Начальник резко оттолкнулся от дверной ручки, за которую только что держался, суеверно посмотрел на свои ладони, точно боялся увидеть на них прыгающих бэка, и сердито сказал, обращаясь к нашей главврачихе:
— Зачем же было беспокоить таких тяжелых больных? Покажите лучше вашу новую рентгеноустановку...
26. MEA CULPA
Является ли потребность в раскаянии и исповеди подлинной особенностью человеческой души? Об этом мы много шептались с Антоном в нескончаемых тасканских ночных беседах. Вокруг нас был мир, опровергавший, казалось бы, самое воспоминание о том, что не хлебом единым... Хлебом, хлебом единым, единой царицей Пайкой дышали здесь все живые, полуживые и даже совсем умирающие. Да и мы сами, наверно, еще ведем эти разговоры по старой интеллигентской инерции, а по сути, и мы уже морально мертвы. И я разворачивала перед Антоном цепь аргументов в доказательство того, что мы вернулись к обществу варваров. Правда, новые варвары делятся на активных и пассивных, то есть на палачей и жертв, но это деление не дает жертвам моральных преимуществ, рабство разложило и их души.

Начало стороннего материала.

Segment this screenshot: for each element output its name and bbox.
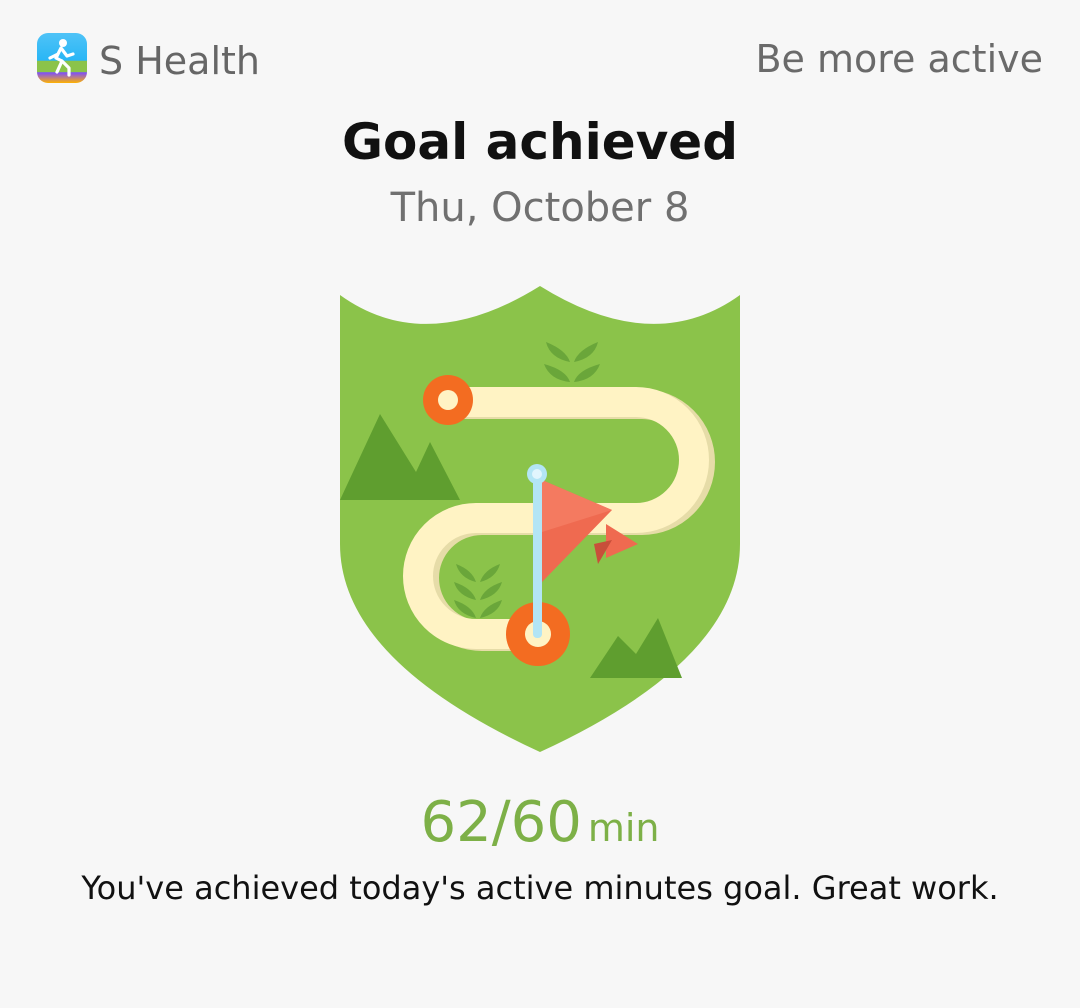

Антон ужасался таким моим мыслям, страстно опровергал их. И я была счастлива, когда ему удавалось разбить мои доводы. Ведь я и швыряла в него такими жестокими словами, часто отвратительными мне самой, с единственной целью — чтобы он разуверял меня еще и еще, чтобы и на мою душу упал отсвет той удивительной гармонии, которой он был пронизан насквозь.
Здесь, на Беличьем, мне довелось столкнуться с фактами, подтверждавшими мысли Антона. Тяжкие, но в то же время утешительные это были встречи. Я сама видела, как из глубины нравственного одичания вдруг раздавался вопль "Меа максима кульпа!" и как с этим возгласом к людям возвращалось право на звание человека.
Первой такой встречей был доктор Лик. Ледяными январскими сумерками у дверей туберкулезного корпуса постучались двое здоровых. Одного из них я узнала, Антон знакомил меня с ним на Таскане. Это был тоже врач, но уже вольный, освободившийся по окончании срока. Сейчас он работал по вольному найму на каком-то прииске, выглядел полным благополучником. В своем "материковском" зимнем пальто с мерлушковым воротником и с черной кудрявой бородой, тоже похожей на мерлушку, он всем своим видом как бы подчеркивал жалкое положение своего спутника. Тот напоминал страуса из-за высокого роста, маленькой головы и махристых лагерных чуней на длинных ногах. Исхудание его было уже в той степени, когда даже самые старательные начальники санчасти все же пишут "легкий труд".
Это и был доктор Лик, при содействии которого Антон пять лет назад, в первый год войны, потерял зрение на правый глаз. Тогда все немцы, в том числе и врачи, были только на тяжелых общих работах. Защитных очков не хватало, и неистовый дальневосточный ультрафиолет, отраженный белизной первозданных снегов, опалил Антону глаз. Освобождения от работы не давали. Началась язва роговицы. Зрение в пораженном глазу все меркло. Антон пошел еще раз в амбулаторию приискового лагеря. Врачевал там заключенный доктор Лик. Трудно сказать, почему его оставили на медицинской работе, хоть он и был чистокровным немцем. Был ли это недогляд или имел Лик особые заслуги, но только факт: в то время как шло массовое гонение на врачей-немцев, он продолжал ведать больницей заключенных на этом прииске.